Abstract

Emergency psychiatry is developing as an important subspecialist discipline. This is most apparent in the US, where the specialist psychiatric emergency service (PES) has been developed in many areas. In Australia and New Zealand many mainstream general psychiatric services have become defacto psychiatric emergency services. There has been a general rise in emergency department attendance for acute psychiatric problems and widespread anecdotal evidence of increasing acuity, complexity, and dangerousness of clinical presentation to acute psychiatric services. This increases the demand for emergency psychiatric skills in both general psychiatry and in specialist psychiatric emergency services. This volume attempts to meet both needs.
The first chapter provides an overview of the structure and function of psychiatric emergency services, including a review of different models for service delivery. Chapter two provides a general overview of medical, psychiatric and cognitive assessment in the PES. Chapter three more specifically covers the assessment and treatment of suicidal patients in an emergency setting. Chapter four reviews the emergency treatment of agitation and aggression. Chapter five describes psychosocial interventions in the PES.

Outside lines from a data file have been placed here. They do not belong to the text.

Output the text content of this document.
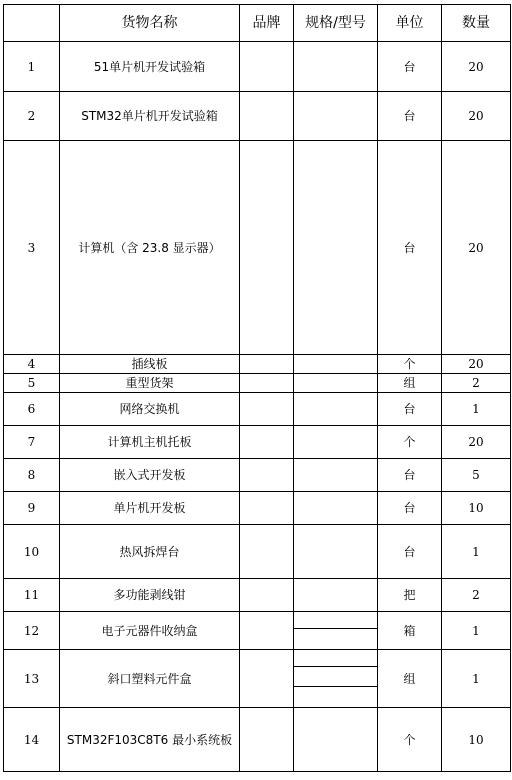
	货物名称	品牌	规格/型号	单位	数量
1	51单片机开发试验箱			台	20
2	STM32单片机开发试验箱			台	20
3	计算机（含 23.8 显示器）			台	20
4	插线板			个	20
5	重型货架			组	2
6	网络交换机			台	1
7	计算机主机托板			个	20
8	嵌入式开发板			台	5
9	单片机开发板			台	10
10	热风拆焊台			台	1
11	多功能剥线钳			把	2
12	电子元器件收纳盒			箱	1
13	斜口塑料元件盒			组	1
14	STM32F103C8T6 最小系统板			个	10
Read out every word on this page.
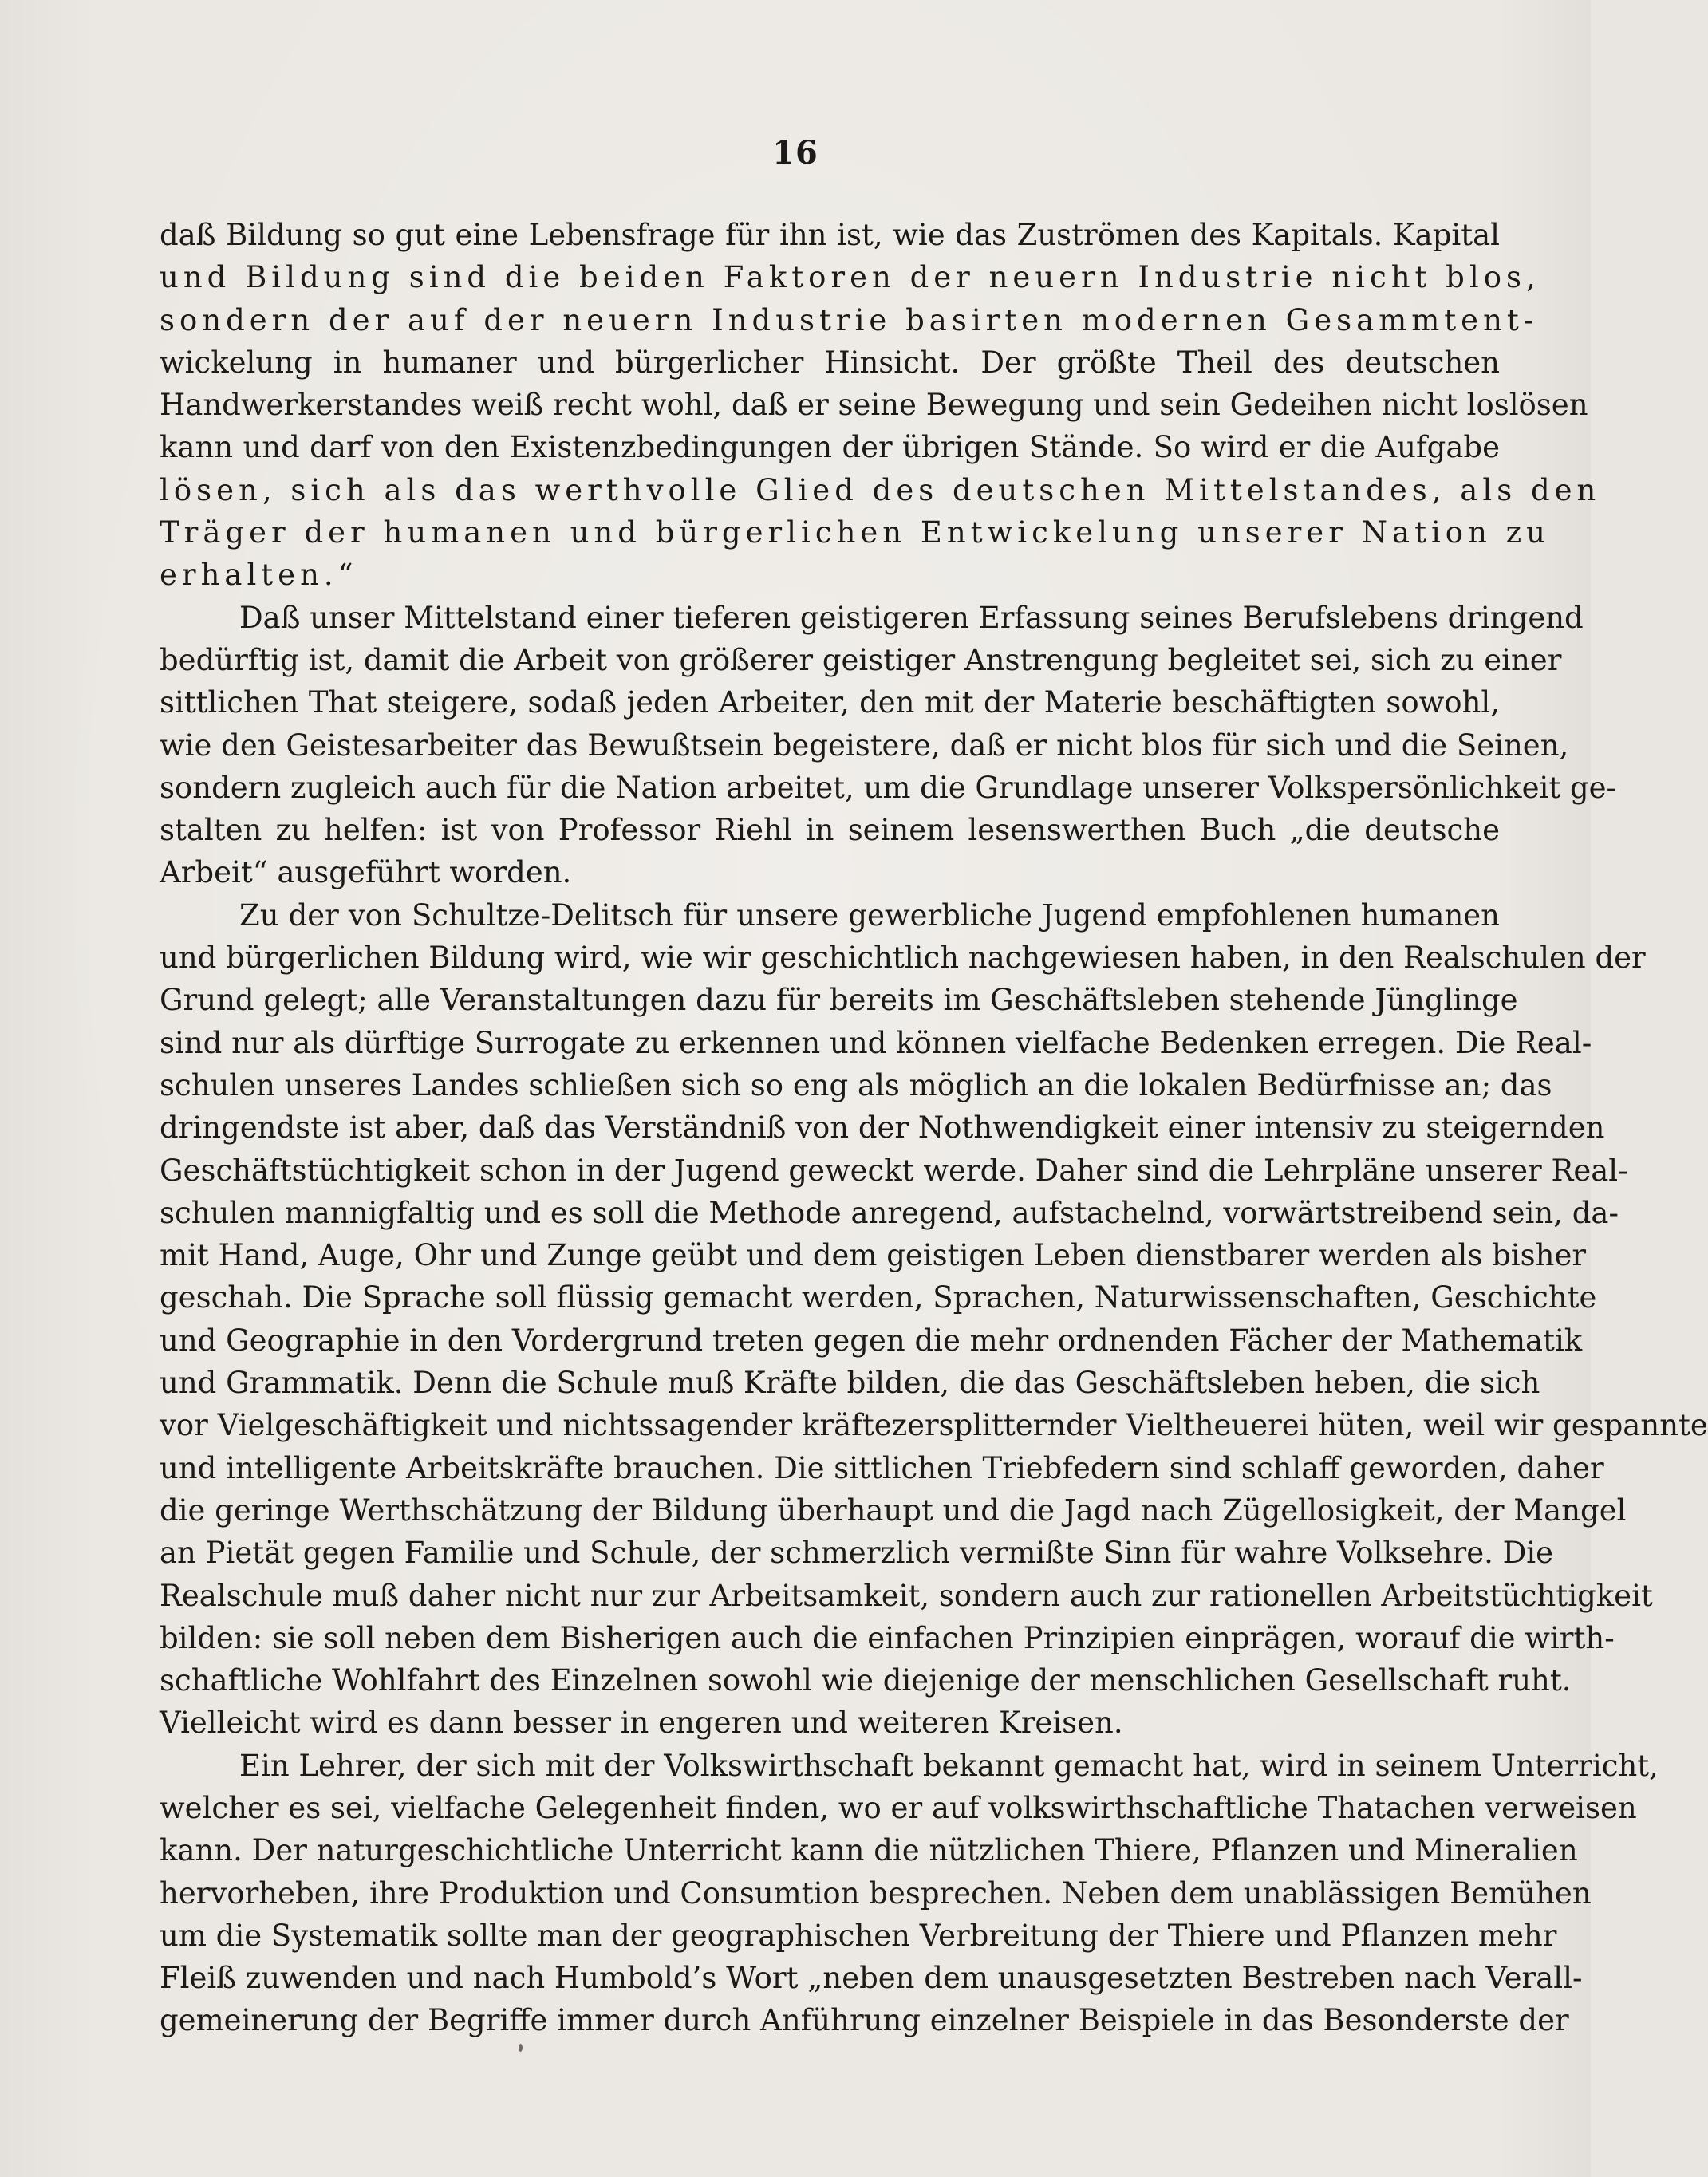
16
daß Bildung so gut eine Lebensfrage für ihn ist, wie das Zuströmen des Kapitals. Kapital
und Bildung sind die beiden Faktoren der neuern Industrie nicht blos,
sondern der auf der neuern Industrie basirten modernen Gesammtent-
wickelung in humaner und bürgerlicher Hinsicht. Der größte Theil des deutschen
Handwerkerstandes weiß recht wohl, daß er seine Bewegung und sein Gedeihen nicht loslösen
kann und darf von den Existenzbedingungen der übrigen Stände. So wird er die Aufgabe
lösen, sich als das werthvolle Glied des deutschen Mittelstandes, als den
Träger der humanen und bürgerlichen Entwickelung unserer Nation zu
erhalten.“
Daß unser Mittelstand einer tieferen geistigeren Erfassung seines Berufslebens dringend
bedürftig ist, damit die Arbeit von größerer geistiger Anstrengung begleitet sei, sich zu einer
sittlichen That steigere, sodaß jeden Arbeiter, den mit der Materie beschäftigten sowohl,
wie den Geistesarbeiter das Bewußtsein begeistere, daß er nicht blos für sich und die Seinen,
sondern zugleich auch für die Nation arbeitet, um die Grundlage unserer Volkspersönlichkeit ge-
stalten zu helfen: ist von Professor Riehl in seinem lesenswerthen Buch „die deutsche
Arbeit“ ausgeführt worden.
Zu der von Schultze-Delitsch für unsere gewerbliche Jugend empfohlenen humanen
und bürgerlichen Bildung wird, wie wir geschichtlich nachgewiesen haben, in den Realschulen der
Grund gelegt; alle Veranstaltungen dazu für bereits im Geschäftsleben stehende Jünglinge
sind nur als dürftige Surrogate zu erkennen und können vielfache Bedenken erregen. Die Real-
schulen unseres Landes schließen sich so eng als möglich an die lokalen Bedürfnisse an; das
dringendste ist aber, daß das Verständniß von der Nothwendigkeit einer intensiv zu steigernden
Geschäftstüchtigkeit schon in der Jugend geweckt werde. Daher sind die Lehrpläne unserer Real-
schulen mannigfaltig und es soll die Methode anregend, aufstachelnd, vorwärtstreibend sein, da-
mit Hand, Auge, Ohr und Zunge geübt und dem geistigen Leben dienstbarer werden als bisher
geschah. Die Sprache soll flüssig gemacht werden, Sprachen, Naturwissenschaften, Geschichte
und Geographie in den Vordergrund treten gegen die mehr ordnenden Fächer der Mathematik
und Grammatik. Denn die Schule muß Kräfte bilden, die das Geschäftsleben heben, die sich
vor Vielgeschäftigkeit und nichtssagender kräftezersplitternder Vieltheuerei hüten, weil wir gespannte
und intelligente Arbeitskräfte brauchen. Die sittlichen Triebfedern sind schlaff geworden, daher
die geringe Werthschätzung der Bildung überhaupt und die Jagd nach Zügellosigkeit, der Mangel
an Pietät gegen Familie und Schule, der schmerzlich vermißte Sinn für wahre Volksehre. Die
Realschule muß daher nicht nur zur Arbeitsamkeit, sondern auch zur rationellen Arbeitstüchtigkeit
bilden: sie soll neben dem Bisherigen auch die einfachen Prinzipien einprägen, worauf die wirth-
schaftliche Wohlfahrt des Einzelnen sowohl wie diejenige der menschlichen Gesellschaft ruht.
Vielleicht wird es dann besser in engeren und weiteren Kreisen.
Ein Lehrer, der sich mit der Volkswirthschaft bekannt gemacht hat, wird in seinem Unterricht,
welcher es sei, vielfache Gelegenheit finden, wo er auf volkswirthschaftliche Thatachen verweisen
kann. Der naturgeschichtliche Unterricht kann die nützlichen Thiere, Pflanzen und Mineralien
hervorheben, ihre Produktion und Consumtion besprechen. Neben dem unablässigen Bemühen
um die Systematik sollte man der geographischen Verbreitung der Thiere und Pflanzen mehr
Fleiß zuwenden und nach Humbold’s Wort „neben dem unausgesetzten Bestreben nach Verall-
gemeinerung der Begriffe immer durch Anführung einzelner Beispiele in das Besonderste der
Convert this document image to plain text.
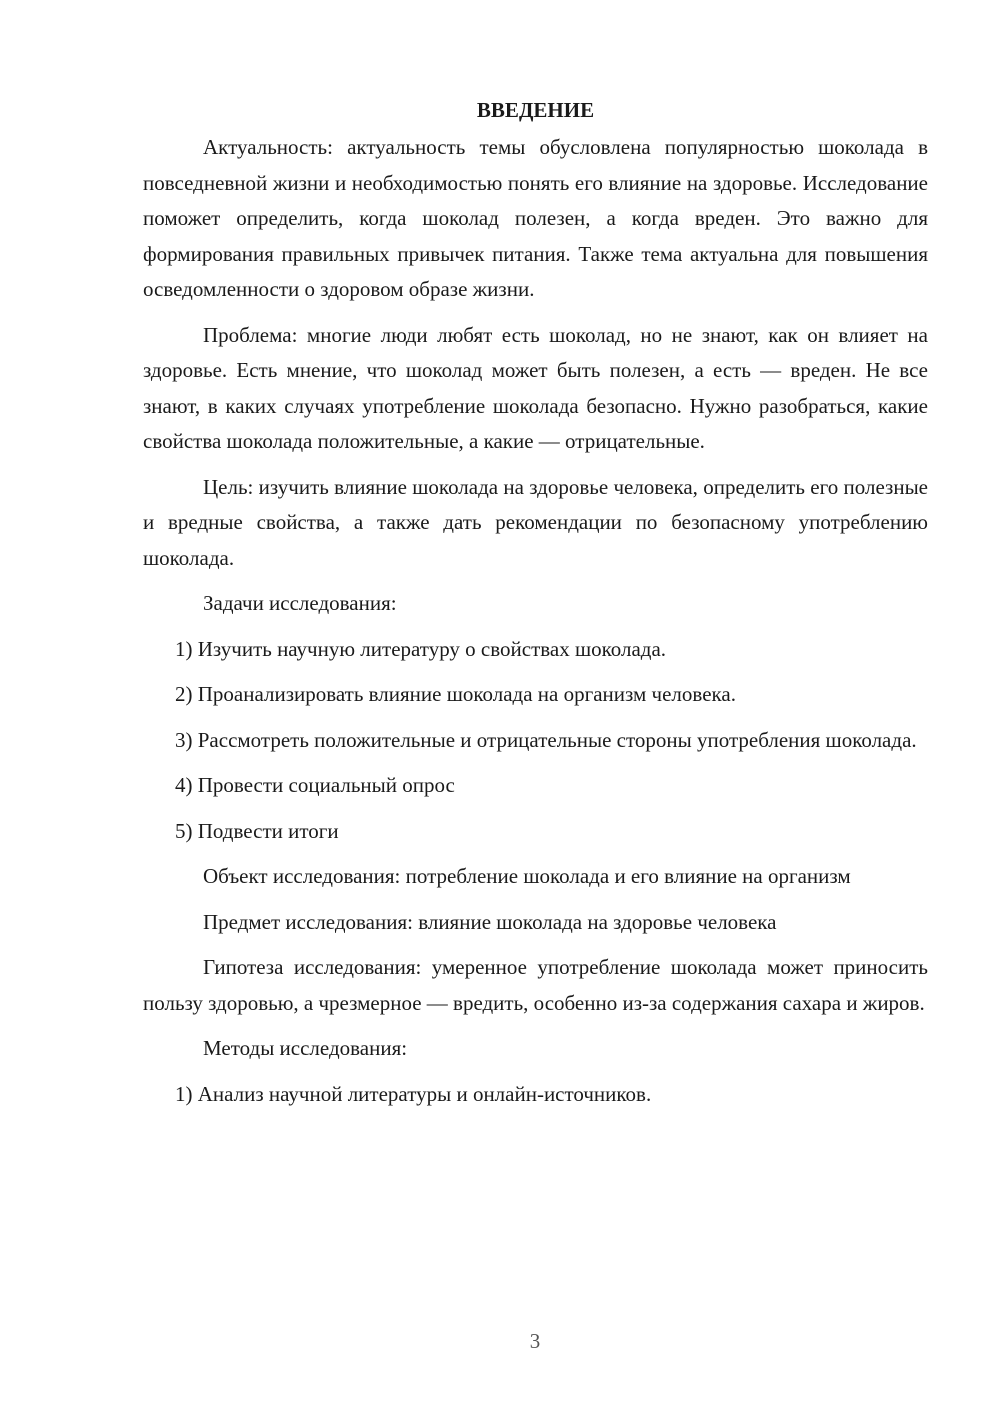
ВВЕДЕНИЕ

Актуальность: актуальность темы обусловлена популярностью шоколада в повседневной жизни и необходимостью понять его влияние на здоровье. Исследование поможет определить, когда шоколад полезен, а когда вреден. Это важно для формирования правильных привычек питания. Также тема актуальна для повышения осведомленности о здоровом образе жизни.

Проблема: многие люди любят есть шоколад, но не знают, как он влияет на здоровье. Есть мнение, что шоколад может быть полезен, а есть — вреден. Не все знают, в каких случаях употребление шоколада безопасно. Нужно разобраться, какие свойства шоколада положительные, а какие — отрицательные.

Цель: изучить влияние шоколада на здоровье человека, определить его полезные и вредные свойства, а также дать рекомендации по безопасному употреблению шоколада.

Задачи исследования:

1) Изучить научную литературу о свойствах шоколада.

2) Проанализировать влияние шоколада на организм человека.

3) Рассмотреть положительные и отрицательные стороны употребления шоколада.

4) Провести социальный опрос

5) Подвести итоги

Объект исследования: потребление шоколада и его влияние на организм

Предмет исследования: влияние шоколада на здоровье человека

Гипотеза исследования: умеренное употребление шоколада может приносить пользу здоровью, а чрезмерное — вредить, особенно из-за содержания сахара и жиров.

Методы исследования:

1) Анализ научной литературы и онлайн-источников.

3
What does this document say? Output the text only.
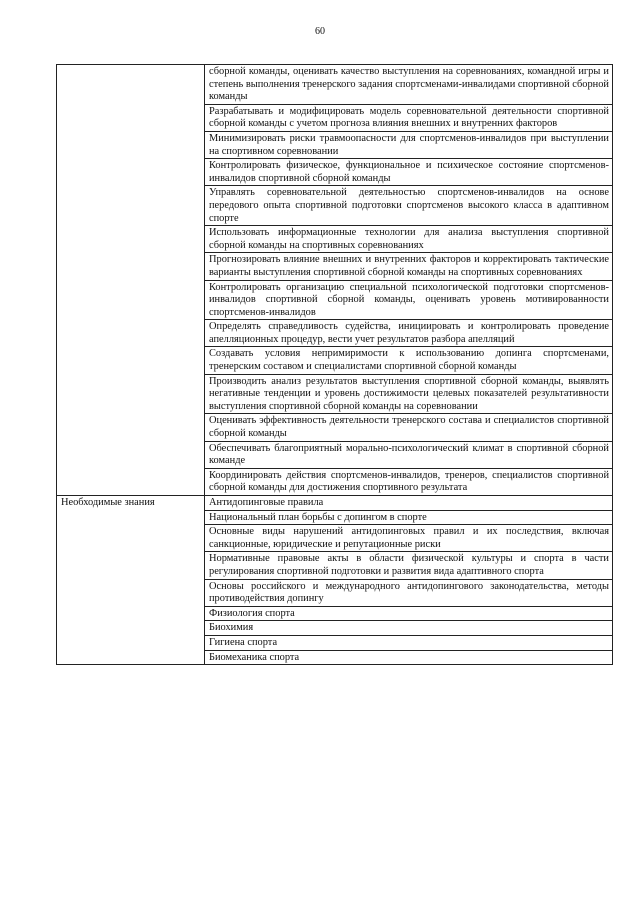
60
	сборной команды, оценивать качество выступления на соревнованиях, командной игры и степень выполнения тренерского задания спортсменами-инвалидами спортивной сборной команды
	Разрабатывать и модифицировать модель соревновательной деятельности спортивной сборной команды с учетом прогноза влияния внешних и внутренних факторов
	Минимизировать риски травмоопасности для спортсменов-инвалидов при выступлении на спортивном соревновании
	Контролировать физическое, функциональное и психическое состояние спортсменов-инвалидов спортивной сборной команды
	Управлять соревновательной деятельностью спортсменов-инвалидов на основе передового опыта спортивной подготовки спортсменов высокого класса в адаптивном спорте
	Использовать информационные технологии для анализа выступления спортивной сборной команды на спортивных соревнованиях
	Прогнозировать влияние внешних и внутренних факторов и корректировать тактические варианты выступления спортивной сборной команды на спортивных соревнованиях
	Контролировать организацию специальной психологической подготовки спортсменов-инвалидов спортивной сборной команды, оценивать уровень мотивированности спортсменов-инвалидов
	Определять справедливость судейства, инициировать и контролировать проведение апелляционных процедур, вести учет результатов разбора апелляций
	Создавать условия непримиримости к использованию допинга спортсменами, тренерским составом и специалистами спортивной сборной команды
	Производить анализ результатов выступления спортивной сборной команды, выявлять негативные тенденции и уровень достижимости целевых показателей результативности выступления спортивной сборной команды на соревновании
	Оценивать эффективность деятельности тренерского состава и специалистов спортивной сборной команды
	Обеспечивать благоприятный морально-психологический климат в спортивной сборной команде
	Координировать действия спортсменов-инвалидов, тренеров, специалистов спортивной сборной команды для достижения спортивного результата
Необходимые знания	Антидопинговые правила
	Национальный план борьбы с допингом в спорте
	Основные виды нарушений антидопинговых правил и их последствия, включая санкционные, юридические и репутационные риски
	Нормативные правовые акты в области физической культуры и спорта в части регулирования спортивной подготовки и развития вида адаптивного спорта
	Основы российского и международного антидопингового законодательства, методы противодействия допингу
	Физиология спорта
	Биохимия
	Гигиена спорта
	Биомеханика спорта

This book is definitely not a handbook of emergency psychiatry, and will be of little immediate use to the clinician confronted with an acute psychiatric emergency. Nevertheless, it is a well written and scholarly (if brief) review, particularly pertaining to the US. The book is heavily referenced, which is useful, given an unfortunate lack of depth on most topics which is probably a consequence of the series format.
This book will mainly interest policy makers, service planners, managers, and clinical leaders. As a practising acute psychiatrist, there was much I found useful. The overview of models of psychiatric emergency service delivery was particularly interesting, given the tendency to myopic views from within one's own institution.